O cristianismo inicial e o Estado
POUCAS horas antes da sua morte, Jesus disse aos seus discípulos: “Não fazeis parte do mundo, mas eu vos escolhi do mundo, por esta razão o mundo vos odeia.” (João 15:19) Significa isso, porém, que os cristãos adotariam uma atitude hostil para com as autoridades deste mundo?
Não do mundo, mas não hostis
O apóstolo Paulo disse aos cristãos que moravam em Roma: “Toda alma esteja sujeita às autoridades superiores.” (Romanos 13:1) De forma similar, o apóstolo Pedro escreveu: “Pela causa do Senhor, sujeitai-vos a toda criação humana: quer a um rei, como sendo superior, quer a governadores, como enviados por ele para infligir punição a malfeitores, mas para louvar os que fazem o bem.” (1 Pedro 2:13, 14) A sujeição ao Estado e aos seus representantes devidamente nomeados era claramente um princípio aceito entre os primeiros cristãos. Eles se esforçavam a ser cidadãos acatadores da lei e a viver em paz com todos os homens. — Romanos 12:18.
Sob o tópico “Igreja e Estado”, The Encyclopedia of Religion declara: “Nos primeiros três séculos AD, a igreja cristã ficou na maior parte isolada da sociedade romana, oficial . . . No entanto, os líderes cristãos . . . ensinavam a obediência à lei romana e a lealdade ao imperador, dentro dos limites da fé cristã.”
Honra, não adoração
Os cristãos não eram hostis ao imperador romano. Respeitavam sua autoridade e prestavam-lhe a honra devida à sua posição. Durante o governo do Imperador Nero, o apóstolo Pedro escreveu aos cristãos que moravam em diversas partes do Império Romano: “Honrai a homens de toda sorte, . . . dai honra ao rei.” (1 Pedro 2:17) A palavra “rei” era usada no mundo de língua grega não só para com os reis locais, mas também para com o imperador romano. O apóstolo Paulo aconselhou os cristãos que moravam na capital do Império Romano: “Rendei a todos o que lhes é devido, . . . a quem exigir honra, tal honra.” (Romanos 13:7) O imperador romano decididamente exigia honra. Com o tempo, até exigia adoração. Isto, porém, passava dos limites para os cristãos.
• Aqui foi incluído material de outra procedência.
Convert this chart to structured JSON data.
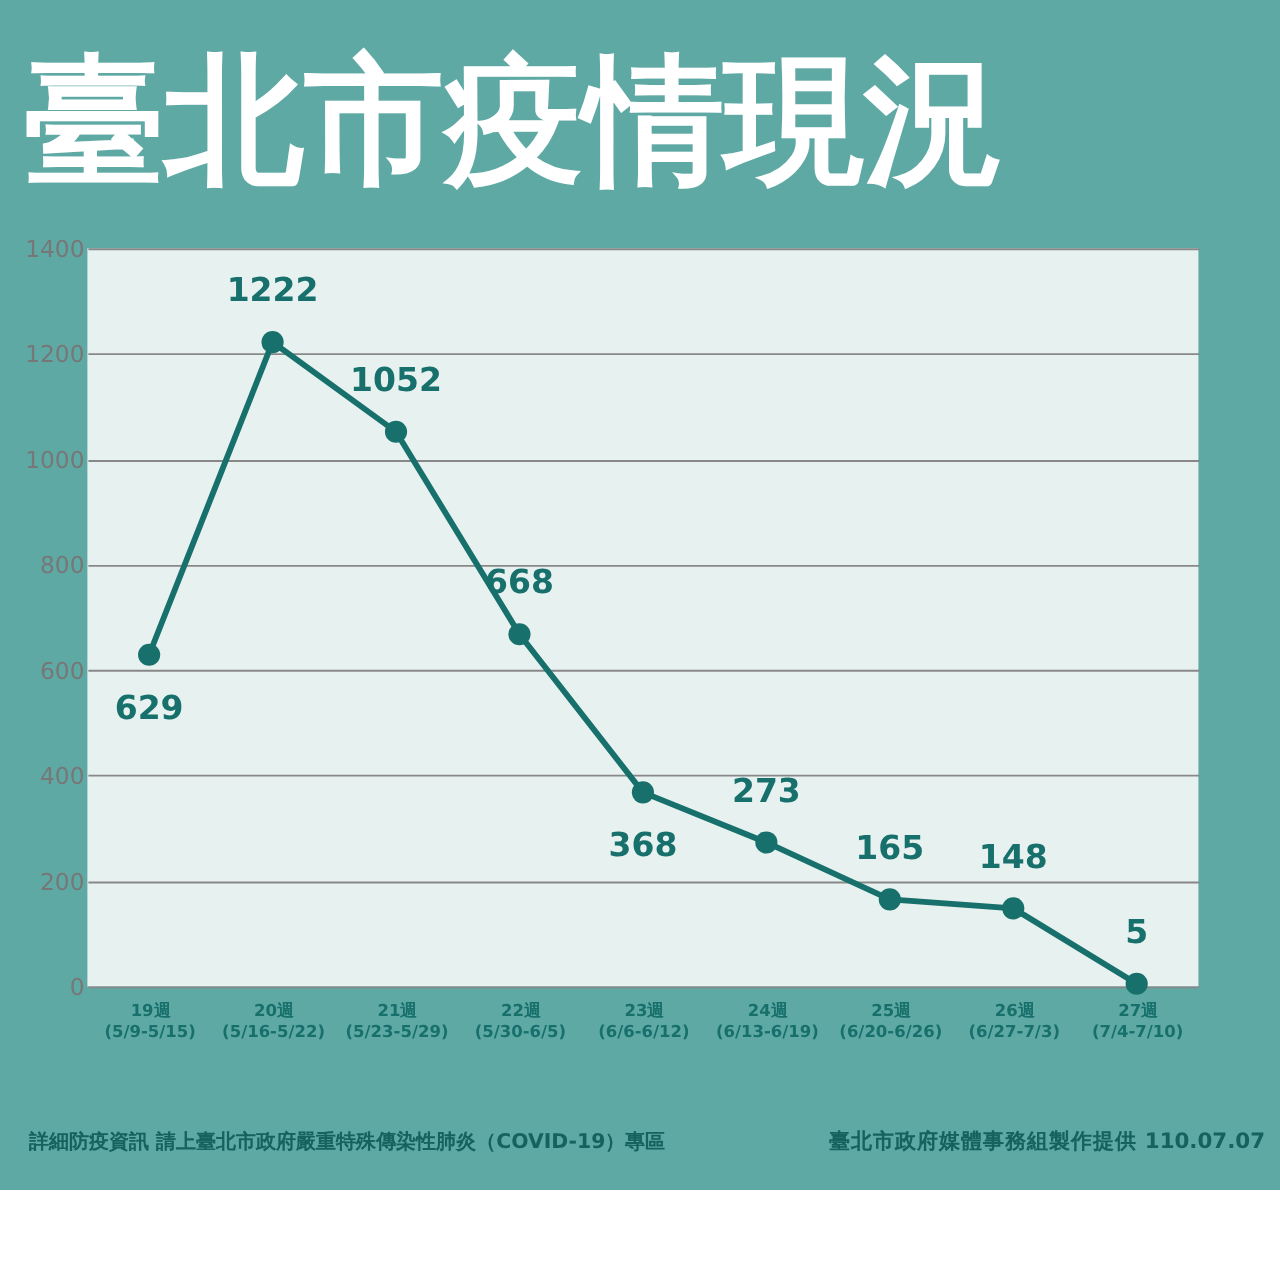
{
  "chart_data": {
    "type": "line",
    "title": "臺北市疫情現況",
    "categories": [
      "19週\n(5/9-5/15)",
      "20週\n(5/16-5/22)",
      "21週\n(5/23-5/29)",
      "22週\n(5/30-6/5)",
      "23週\n(6/6-6/12)",
      "24週\n(6/13-6/19)",
      "25週\n(6/20-6/26)",
      "26週\n(6/27-7/3)",
      "27週\n(7/4-7/10)"
    ],
    "series": [
      {
        "color": "#17706b",
        "values": [
          629,
          1222,
          1052,
          668,
          368,
          273,
          165,
          148,
          5
        ]
      }
    ],
    "ylim": [
      0,
      1400
    ],
    "yticks": [
      0,
      200,
      400,
      600,
      800,
      1000,
      1200,
      1400
    ],
    "grid": "y",
    "marker": "circle",
    "line_style": "solid",
    "data_labels": true,
    "annotations": [
      "詳細防疫資訊 請上臺北市政府嚴重特殊傳染性肺炎（COVID-19）專區",
      "臺北市政府媒體事務組製作提供 110.07.07"
    ]
  }
}
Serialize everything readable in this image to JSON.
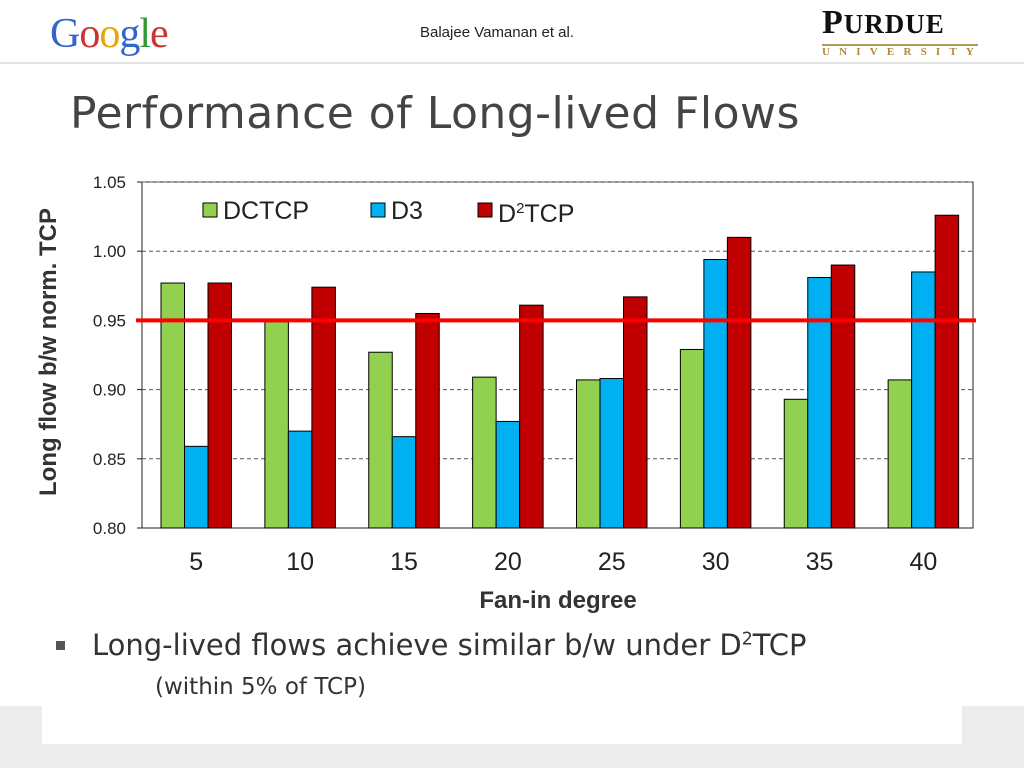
{
  "header": {
    "logo_letters": [
      {
        "ch": "G",
        "color": "#3366cc"
      },
      {
        "ch": "o",
        "color": "#cc3333"
      },
      {
        "ch": "o",
        "color": "#e6a800"
      },
      {
        "ch": "g",
        "color": "#3366cc"
      },
      {
        "ch": "l",
        "color": "#339933"
      },
      {
        "ch": "e",
        "color": "#cc3333"
      }
    ],
    "author": "Balajee Vamanan et al.",
    "university_name": "PURDUE",
    "university_sub": "UNIVERSITY"
  },
  "title": "Performance of Long-lived Flows",
  "bullet": {
    "text_pre": "Long-lived flows achieve similar b/w under D",
    "text_sup": "2",
    "text_post": "TCP",
    "subtext": "(within 5% of TCP)"
  },
  "chart_data": {
    "type": "bar",
    "categories": [
      "5",
      "10",
      "15",
      "20",
      "25",
      "30",
      "35",
      "40"
    ],
    "series": [
      {
        "name": "DCTCP",
        "color": "#92d050",
        "values": [
          0.977,
          0.949,
          0.927,
          0.909,
          0.907,
          0.929,
          0.893,
          0.907
        ]
      },
      {
        "name": "D3",
        "color": "#00b0f0",
        "values": [
          0.859,
          0.87,
          0.866,
          0.877,
          0.908,
          0.994,
          0.981,
          0.985
        ]
      },
      {
        "name_pre": "D",
        "name_sup": "2",
        "name_post": "TCP",
        "color": "#c00000",
        "values": [
          0.977,
          0.974,
          0.955,
          0.961,
          0.967,
          1.01,
          0.99,
          1.026
        ]
      }
    ],
    "reference_line": {
      "value": 0.95,
      "color": "#ff0000"
    },
    "yticks": [
      "0.80",
      "0.85",
      "0.90",
      "0.95",
      "1.00",
      "1.05"
    ],
    "ylim": [
      0.8,
      1.05
    ],
    "xlabel": "Fan-in degree",
    "ylabel": "Long flow b/w norm. TCP",
    "grid": true,
    "legend": "top"
  }
}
Ao ser julgado perante um procônsul romano, no segundo século EC, Policarpo declarou, conforme se relata: “Sou cristão. . . . Somos ensinados a dar toda a devida honra . . . aos poderes e às autoridades, que são ordenados por Deus.” No entanto, Policarpo preferiu morrer a adorar o imperador. O apologista Teófilo de Antioquia, do segundo século, escreveu: “Antes honrarei o imperador, não por adorá-lo, mas orando por ele. Mas adoro a Deus, o Deus vivente e verdadeiro.”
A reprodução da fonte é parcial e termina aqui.